EROSÃO
Um poema sobre o Sr. Whittier

– Seguimos cometendo os mesmos erros que cometíamos quando éramos homens das cavernas – diz o Sr. Whittier.

Então talvez devêssemos mesmo lutar, odiar e torturar uns aos outros…

O Sr. Whittier conduz sua cadeira de rodas até a beirada do palco, com suas mãos manchadas, a cabeça calva.

As dobras de sua calça parecem pender

de seus olhos tão grandes, seus olhos nublados, cinza-aquosos.

A argola em uma das narinas, os fones de ouvido de seu CD player em volta das rugas e dobras do pescoço de carne-seca.

No palco, em vez do refletor, o fragmento de um filme em preto e branco:

A cabeça do Sr. Whittier está tomada por imagens de exércitos de cinedocumentário em marcha.

Sua boca e seus olhos desaparecem em meio a botas e baionetas que se espalham e se misturam às bochechas.

Ele diz:

– Talvez sofrimento e desgraça sejam o objetivo da vida.

Considere a Terra uma grande usina de processamento, uma fábrica.

Imagine um tambor, um daqueles usados para polir pedras.

Um tambor girando, cheio de água e areia.

Considere que sua alma é jogada lá dentro como uma rocha, matéria-prima ou recurso natural, petróleo bruto, minério.

E todo conflito e toda dor são apenas o abrasivo que nos acossa, que pole nossas almas, que nos refina,

que nos ensina e nos arremata vida após vida.

Depois, considere que foi você quem escolheu saltar ali, repetidamente,

sabendo que o sofrimento é o motivo que há para vir à Terra.

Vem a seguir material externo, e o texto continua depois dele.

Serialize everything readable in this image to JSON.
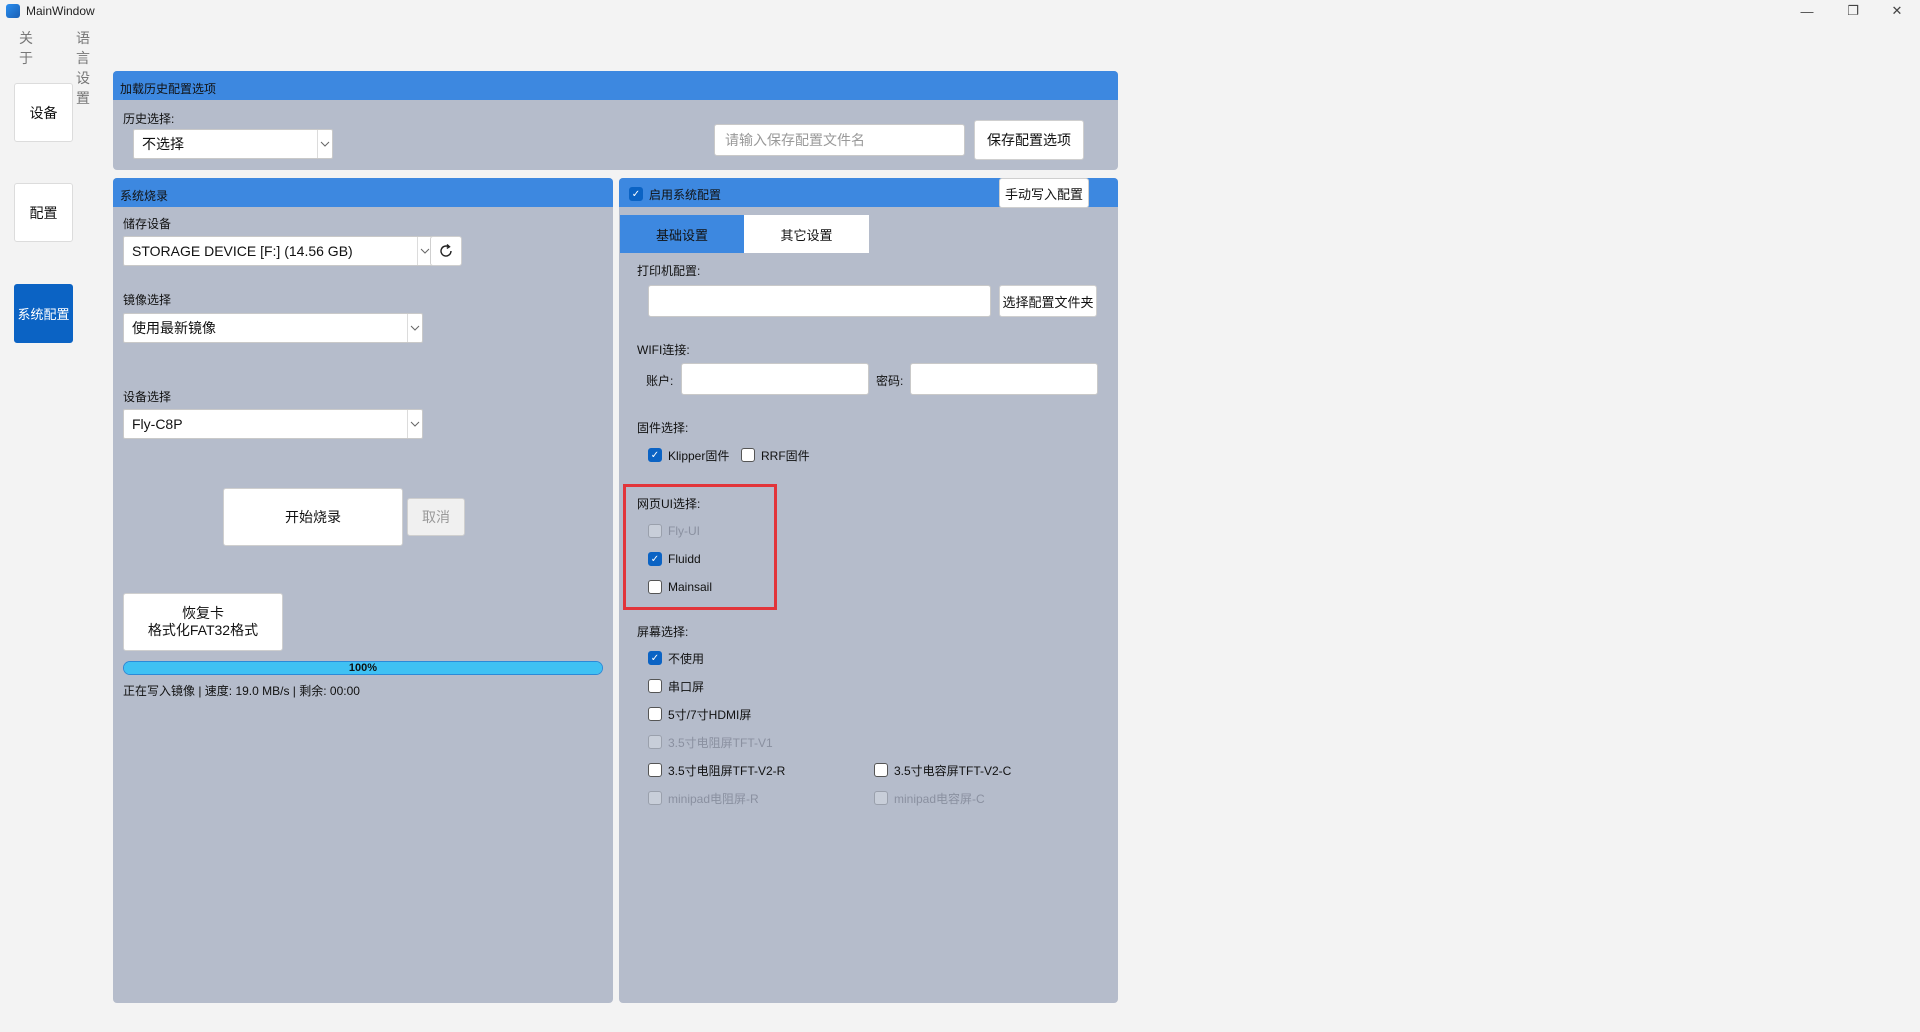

O Sr. Whittier, de dentes demais apinhados na mandíbula estreita,

de sobrancelhas de galho seco, as orelhas de morcego do Sr. Whittier se alargam

com os exércitos a marchar,

e ele diz:

– A única alternativa é: somos todos eternamente burros.

Lutamos em guerras. Lutamos pela paz. Lutamos contra a fome. Amamos lutar.

Lutamos, lutamos e lutamos, com armas, dentes ou dinheiro.

E o planeta nunca fica nem um tiquinho melhor do que antes.

Inclinando-se para a frente, com as mãos agarrando os braços da cadeira de rodas,

conforme os exércitos de atualidade marcham pelo seu rosto, as tatuagens ambulantes

com suas metralhadoras, seus tanques e sua artilharia,

o Sr. Whittier diz:

– Talvez estejamos vivendo exatamente do jeito que devíamos viver.

Talvez nosso planeta-usina esteja processando nossas almas… muito bem.